One of the things they wrote is that the “intrinsic value” of human life was bigger than being a police officer or an inmate. “Right is right and wrong is wrong. No matter the color uniform.”


“It is from this standpoint, in a spirit of gratitude and utmost respect that I submit this letter to honor all police officers, military personnel [sic] and first responders. Your service and sacrifice make the world a better place for all… THANK YOU,” added the prisoner.

Finally, they wrote that the letter was a tribute to officers’ courage and dedication, hoping that it could serve to bring healing, restoration, and forgiveness to the lives of all affected by Toney’s passing.

Soon after receiving the letter, the Gwinnett police department posted it on Facebook to highlight the surprising and touching gesture “from the most unlikely group of citizens.”

Source: Facebook/Gwinnett County Sheriff’s Office

Source: Facebook/Gwinnett County Sheriff’s Office


Those prisoners are not the only ones becoming a viral sensation. Anthony Hinton, who lost almost 30 years of his life serving time on death row for a crime he didn’t commit, attracted the country’s attention after a photo of him with a voter’s sticker on his head hit the internet.

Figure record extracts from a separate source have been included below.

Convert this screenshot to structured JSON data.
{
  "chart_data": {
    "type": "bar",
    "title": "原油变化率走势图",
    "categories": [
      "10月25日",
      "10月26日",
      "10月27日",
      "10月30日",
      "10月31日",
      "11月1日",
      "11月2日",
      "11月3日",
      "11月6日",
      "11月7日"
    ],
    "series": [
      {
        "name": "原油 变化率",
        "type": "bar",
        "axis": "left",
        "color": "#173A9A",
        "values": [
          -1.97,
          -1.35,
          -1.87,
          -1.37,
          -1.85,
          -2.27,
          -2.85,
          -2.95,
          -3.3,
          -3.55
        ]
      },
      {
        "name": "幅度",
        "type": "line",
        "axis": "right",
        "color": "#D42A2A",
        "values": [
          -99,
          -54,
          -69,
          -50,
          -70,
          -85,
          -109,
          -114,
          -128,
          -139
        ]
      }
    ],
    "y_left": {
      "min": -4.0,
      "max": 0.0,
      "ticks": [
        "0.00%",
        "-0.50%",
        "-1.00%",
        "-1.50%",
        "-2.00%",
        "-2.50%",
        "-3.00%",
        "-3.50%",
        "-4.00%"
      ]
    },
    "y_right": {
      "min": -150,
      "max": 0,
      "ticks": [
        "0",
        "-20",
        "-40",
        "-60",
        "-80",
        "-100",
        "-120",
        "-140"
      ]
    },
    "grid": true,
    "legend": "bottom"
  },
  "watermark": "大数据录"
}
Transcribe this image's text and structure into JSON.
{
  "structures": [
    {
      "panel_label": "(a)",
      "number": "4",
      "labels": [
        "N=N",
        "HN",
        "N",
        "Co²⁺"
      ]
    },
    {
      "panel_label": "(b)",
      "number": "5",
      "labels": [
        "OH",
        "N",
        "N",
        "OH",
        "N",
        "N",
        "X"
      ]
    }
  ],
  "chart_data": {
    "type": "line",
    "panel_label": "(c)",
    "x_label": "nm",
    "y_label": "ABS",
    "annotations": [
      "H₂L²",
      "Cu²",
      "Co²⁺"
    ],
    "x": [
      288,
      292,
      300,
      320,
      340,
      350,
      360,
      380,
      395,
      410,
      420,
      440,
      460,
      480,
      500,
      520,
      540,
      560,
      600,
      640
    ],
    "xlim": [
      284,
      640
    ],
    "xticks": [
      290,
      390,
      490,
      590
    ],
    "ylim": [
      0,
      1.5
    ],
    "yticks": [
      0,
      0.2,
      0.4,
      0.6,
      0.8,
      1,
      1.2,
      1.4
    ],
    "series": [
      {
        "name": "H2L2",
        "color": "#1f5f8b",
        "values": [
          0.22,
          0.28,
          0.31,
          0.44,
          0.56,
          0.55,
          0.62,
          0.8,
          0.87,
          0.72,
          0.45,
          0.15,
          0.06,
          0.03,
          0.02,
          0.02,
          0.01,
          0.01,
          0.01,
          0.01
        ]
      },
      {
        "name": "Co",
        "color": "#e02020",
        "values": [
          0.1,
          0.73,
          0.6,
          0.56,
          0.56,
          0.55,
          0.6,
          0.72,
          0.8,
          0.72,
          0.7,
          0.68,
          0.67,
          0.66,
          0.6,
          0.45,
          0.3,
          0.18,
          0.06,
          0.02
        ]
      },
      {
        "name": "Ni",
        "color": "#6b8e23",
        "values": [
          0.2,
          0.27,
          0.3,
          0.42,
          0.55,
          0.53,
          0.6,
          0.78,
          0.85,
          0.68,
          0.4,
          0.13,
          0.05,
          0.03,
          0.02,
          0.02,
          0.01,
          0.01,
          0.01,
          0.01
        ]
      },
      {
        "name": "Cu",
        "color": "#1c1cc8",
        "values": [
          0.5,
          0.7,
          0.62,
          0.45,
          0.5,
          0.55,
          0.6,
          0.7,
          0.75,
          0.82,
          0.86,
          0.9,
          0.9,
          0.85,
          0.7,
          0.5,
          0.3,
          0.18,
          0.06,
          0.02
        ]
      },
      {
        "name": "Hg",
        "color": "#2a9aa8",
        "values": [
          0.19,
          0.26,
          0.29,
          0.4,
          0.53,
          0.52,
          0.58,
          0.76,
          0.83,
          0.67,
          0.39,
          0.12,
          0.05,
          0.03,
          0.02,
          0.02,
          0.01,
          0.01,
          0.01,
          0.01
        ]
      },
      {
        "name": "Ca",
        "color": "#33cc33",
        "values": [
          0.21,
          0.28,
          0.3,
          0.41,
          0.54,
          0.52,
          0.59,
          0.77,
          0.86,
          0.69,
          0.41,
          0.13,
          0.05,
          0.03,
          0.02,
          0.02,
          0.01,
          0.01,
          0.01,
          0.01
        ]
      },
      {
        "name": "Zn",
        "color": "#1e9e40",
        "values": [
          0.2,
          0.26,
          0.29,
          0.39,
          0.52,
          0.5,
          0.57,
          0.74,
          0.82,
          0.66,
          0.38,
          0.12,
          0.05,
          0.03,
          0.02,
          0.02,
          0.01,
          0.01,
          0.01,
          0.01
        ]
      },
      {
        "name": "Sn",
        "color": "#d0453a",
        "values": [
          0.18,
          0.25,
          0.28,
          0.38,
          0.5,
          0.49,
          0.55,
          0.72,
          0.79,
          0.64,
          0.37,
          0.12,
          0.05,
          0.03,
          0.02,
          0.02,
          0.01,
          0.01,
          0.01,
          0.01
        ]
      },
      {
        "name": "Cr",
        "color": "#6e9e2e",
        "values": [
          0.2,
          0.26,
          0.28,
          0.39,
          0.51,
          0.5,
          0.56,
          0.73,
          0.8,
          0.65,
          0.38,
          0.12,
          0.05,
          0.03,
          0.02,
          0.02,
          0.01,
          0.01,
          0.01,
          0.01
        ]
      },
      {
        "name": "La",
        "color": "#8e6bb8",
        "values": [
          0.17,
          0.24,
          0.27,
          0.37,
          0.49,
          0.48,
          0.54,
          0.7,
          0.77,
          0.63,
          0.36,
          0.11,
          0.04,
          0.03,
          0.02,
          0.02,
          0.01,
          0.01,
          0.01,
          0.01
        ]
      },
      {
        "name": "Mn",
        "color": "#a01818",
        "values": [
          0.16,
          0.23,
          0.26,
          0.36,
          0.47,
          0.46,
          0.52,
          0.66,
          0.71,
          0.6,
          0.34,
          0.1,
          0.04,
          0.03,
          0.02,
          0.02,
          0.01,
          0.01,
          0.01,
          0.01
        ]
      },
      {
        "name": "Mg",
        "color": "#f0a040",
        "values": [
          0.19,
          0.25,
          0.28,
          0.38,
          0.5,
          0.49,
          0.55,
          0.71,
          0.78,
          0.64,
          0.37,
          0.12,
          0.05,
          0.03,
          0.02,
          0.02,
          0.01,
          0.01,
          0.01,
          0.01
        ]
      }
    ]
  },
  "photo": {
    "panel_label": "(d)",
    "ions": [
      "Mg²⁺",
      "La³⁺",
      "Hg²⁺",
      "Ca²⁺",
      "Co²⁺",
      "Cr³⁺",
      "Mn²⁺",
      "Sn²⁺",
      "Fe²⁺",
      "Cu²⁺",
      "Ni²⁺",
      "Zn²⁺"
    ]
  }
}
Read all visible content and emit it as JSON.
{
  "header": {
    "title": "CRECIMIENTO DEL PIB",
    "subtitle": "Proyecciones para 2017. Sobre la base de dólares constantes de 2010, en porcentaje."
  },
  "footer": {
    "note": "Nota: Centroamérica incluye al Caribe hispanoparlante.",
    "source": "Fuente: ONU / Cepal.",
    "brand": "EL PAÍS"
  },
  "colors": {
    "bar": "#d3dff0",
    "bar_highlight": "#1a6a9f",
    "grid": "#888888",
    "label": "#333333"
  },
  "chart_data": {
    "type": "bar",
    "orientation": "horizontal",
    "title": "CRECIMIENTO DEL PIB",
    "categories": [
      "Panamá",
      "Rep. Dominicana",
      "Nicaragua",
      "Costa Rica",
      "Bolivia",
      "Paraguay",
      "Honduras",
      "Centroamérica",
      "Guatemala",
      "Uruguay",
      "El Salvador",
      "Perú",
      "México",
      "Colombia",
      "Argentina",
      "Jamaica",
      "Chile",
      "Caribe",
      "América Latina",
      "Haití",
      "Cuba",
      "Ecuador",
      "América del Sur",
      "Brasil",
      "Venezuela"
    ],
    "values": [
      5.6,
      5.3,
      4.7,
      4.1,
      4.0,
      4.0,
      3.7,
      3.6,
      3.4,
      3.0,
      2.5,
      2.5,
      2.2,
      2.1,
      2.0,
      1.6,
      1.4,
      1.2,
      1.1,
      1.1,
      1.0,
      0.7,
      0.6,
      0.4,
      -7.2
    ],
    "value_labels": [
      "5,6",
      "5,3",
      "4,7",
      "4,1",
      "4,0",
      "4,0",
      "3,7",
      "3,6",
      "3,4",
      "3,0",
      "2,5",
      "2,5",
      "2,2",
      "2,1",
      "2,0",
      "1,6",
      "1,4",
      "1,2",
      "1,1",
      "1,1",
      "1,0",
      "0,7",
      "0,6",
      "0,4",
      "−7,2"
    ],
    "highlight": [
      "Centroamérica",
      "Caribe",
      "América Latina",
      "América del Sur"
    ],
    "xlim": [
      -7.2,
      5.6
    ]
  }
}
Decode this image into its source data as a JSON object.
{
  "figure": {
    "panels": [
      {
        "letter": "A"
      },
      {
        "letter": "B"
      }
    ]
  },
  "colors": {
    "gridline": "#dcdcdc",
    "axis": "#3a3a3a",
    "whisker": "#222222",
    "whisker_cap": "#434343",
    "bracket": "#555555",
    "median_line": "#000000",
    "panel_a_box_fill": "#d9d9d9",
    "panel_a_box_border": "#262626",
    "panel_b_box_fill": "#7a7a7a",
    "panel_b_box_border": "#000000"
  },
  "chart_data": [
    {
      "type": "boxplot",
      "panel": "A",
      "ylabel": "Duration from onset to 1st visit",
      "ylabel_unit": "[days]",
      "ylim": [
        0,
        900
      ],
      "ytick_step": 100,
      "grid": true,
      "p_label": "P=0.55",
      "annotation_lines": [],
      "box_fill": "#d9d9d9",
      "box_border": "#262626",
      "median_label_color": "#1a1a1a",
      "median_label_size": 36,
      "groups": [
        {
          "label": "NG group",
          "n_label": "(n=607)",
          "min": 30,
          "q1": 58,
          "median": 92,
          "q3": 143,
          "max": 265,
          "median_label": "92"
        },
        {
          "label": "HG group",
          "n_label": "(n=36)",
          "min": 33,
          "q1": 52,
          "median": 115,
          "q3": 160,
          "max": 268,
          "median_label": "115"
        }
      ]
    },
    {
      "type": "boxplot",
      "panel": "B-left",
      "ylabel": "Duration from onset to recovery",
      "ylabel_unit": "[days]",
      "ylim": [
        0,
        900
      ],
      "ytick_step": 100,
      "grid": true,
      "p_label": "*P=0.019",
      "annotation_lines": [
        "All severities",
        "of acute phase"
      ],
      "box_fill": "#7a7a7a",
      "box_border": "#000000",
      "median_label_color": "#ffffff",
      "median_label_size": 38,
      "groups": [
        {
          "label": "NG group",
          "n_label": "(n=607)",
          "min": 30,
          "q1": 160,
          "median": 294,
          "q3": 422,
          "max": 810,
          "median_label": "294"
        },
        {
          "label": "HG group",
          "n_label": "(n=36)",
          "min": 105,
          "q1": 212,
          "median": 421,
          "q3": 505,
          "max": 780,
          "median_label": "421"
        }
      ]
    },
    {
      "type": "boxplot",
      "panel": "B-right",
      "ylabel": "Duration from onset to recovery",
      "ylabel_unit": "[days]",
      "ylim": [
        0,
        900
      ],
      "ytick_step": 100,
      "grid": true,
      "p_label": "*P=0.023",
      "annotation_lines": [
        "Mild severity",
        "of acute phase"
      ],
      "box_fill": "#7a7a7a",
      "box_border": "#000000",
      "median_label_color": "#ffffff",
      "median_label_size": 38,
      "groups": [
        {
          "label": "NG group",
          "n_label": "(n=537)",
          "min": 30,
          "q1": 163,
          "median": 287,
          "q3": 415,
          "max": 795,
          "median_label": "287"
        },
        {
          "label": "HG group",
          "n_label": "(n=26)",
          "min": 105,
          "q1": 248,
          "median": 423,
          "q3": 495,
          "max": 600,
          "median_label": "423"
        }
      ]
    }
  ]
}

Ballistics tests set clear that he was not guilty of the crime he allegedly committed in 1985. Soon after being released, it was time for him to exercise his right to vote, a privilege he lost while being in prison.

Hinton was the first in line at the midterm election polls, arriving even before the doors opened. When he finished, he took a photo smiling and wearing a voter’s sticker on his forehead, which Equal Justice Initiative tweeted and made viral. In the caption, they wrote:

“For 30 years, Mr. Hinton was stripped of all his rights while he sat on Alabama death row for a crime he didn’t commit. Today, he arrived at the polls at 7am and exercised his right to vote.”